Visitors who come to Memphis to pay homage to Elvis Presley inevitably are also keen to visit the legendary recording studio in Union Avenue where the King of rock 'n roll's career, and that of numerous other stars, began. The story is that Elvis first walked into the Sun Studio in the early 1950s to record a song as a birthday present for his mother. The owner of the studio was self-taught, and made several so-called mistakes that resulted in the sound we now know as the first version of rock 'n roll. The rest is musical history, now enshrined in the studio that also launched the likes of Johnny Cash, Roy Orbison and Jerry Lee Lewis on the road to stardom. Visitors to the studio can hear outtakes from recording sessions, touch Elvis' first microphone, view a great deal of memorabilia and listen to anecdotes. Alongside the studio is the Sun Studio Café, a diner that retains its 1950s style and is still a favourite musician's hangout. The studio still hosts live sessions and recordings with current artists. Free shuttles are on hand to transport visitors to and from either Graceland or the Rock 'n Soul Museum.

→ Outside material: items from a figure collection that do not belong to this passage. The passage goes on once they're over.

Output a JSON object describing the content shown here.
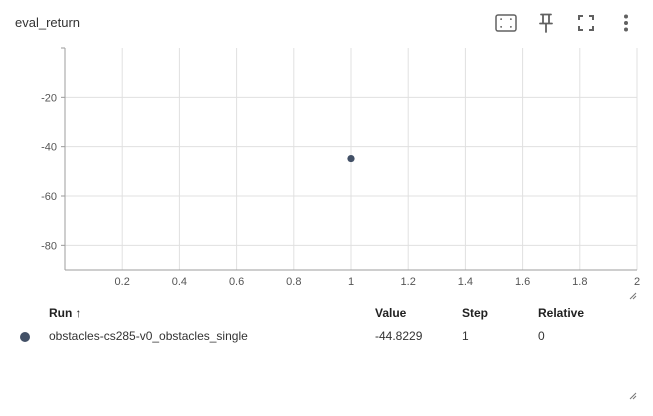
{
  "card": {
    "title": "eval_return"
  },
  "toolbar": {
    "buttons": [
      {
        "icon": "fit-domain-icon",
        "tooltip": "Fit domain to data"
      },
      {
        "icon": "pin-icon",
        "tooltip": "Pin card"
      },
      {
        "icon": "fullscreen-icon",
        "tooltip": "Toggle fullscreen"
      },
      {
        "icon": "more-vert-icon",
        "tooltip": "More options"
      }
    ]
  },
  "chart_data": {
    "type": "scatter",
    "title": "eval_return",
    "x_ticks": [
      "0.2",
      "0.4",
      "0.6",
      "0.8",
      "1",
      "1.2",
      "1.4",
      "1.6",
      "1.8",
      "2"
    ],
    "y_ticks": [
      "-20",
      "-40",
      "-60",
      "-80"
    ],
    "xlim": [
      0,
      2
    ],
    "ylim": [
      -90,
      0
    ],
    "grid": true,
    "series": [
      {
        "name": "obstacles-cs285-v0_obstacles_single",
        "color": "#425066",
        "points": [
          {
            "x": 1,
            "y": -44.8229
          }
        ]
      }
    ]
  },
  "table": {
    "headers": {
      "run": "Run",
      "sort_arrow": "↑",
      "value": "Value",
      "step": "Step",
      "relative": "Relative"
    },
    "rows": [
      {
        "color": "#425066",
        "run": "obstacles-cs285-v0_obstacles_single",
        "value": "-44.8229",
        "step": "1",
        "relative": "0"
      }
    ]
  }
}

Memphis is home to many excellent restaurants that capture the essence of Mississippi River cuisine. Fusion restaurants are the norm here and French, Spanish, African and Cajun flavors are often mixed together to create something truly unique. The famous Beale Street is Memphis’ center for live music and vibrant nightlife, but also features some of the city’s best restaurants. Peabody Place is another Memphis location with several renowned restaurants. Bluefin, also in Peabody Place is a hip sushi fusion restaurant. Memphis’ unique blend of flavors and ingredients make it one of the best cities to try something new.
It’s hard to turn a corner in Memphis without running into a few bars. Memphis has everything: dive bars, live music clubs, sports bars, gay bars, college bars, dance clubs and friendly neighborhood bars. The world famous Beale Street is the undisputed epicenter of River City nightlife so, it's no wonder, many of Memphis’ most popular bars call Beale St. home. There are so many on Beale that a pub-crawl including all of them would result in certain death. Beer lovers on Beale celebrate the Beale Street Tap Room for its nearly 30 beers on tap and prime location. The famous Coyote Ugly Saloon recently opened a location on Beale, and visitors always enjoy the shows put on by those lovely bartenders. Not all of Memphis’ nightlife is confined to Beale, though. Sleep Out Louie’s is off the main drag but is far enough away to avoid the huge crowds. The Flying Saucer Draught Emporium is located in Peabody Place, and sports over 75 draught beers. The best thing to do while in Memphis is to wander into a bar you’ve never seen before and soak up the friendly atmosphere and free flowing drinks.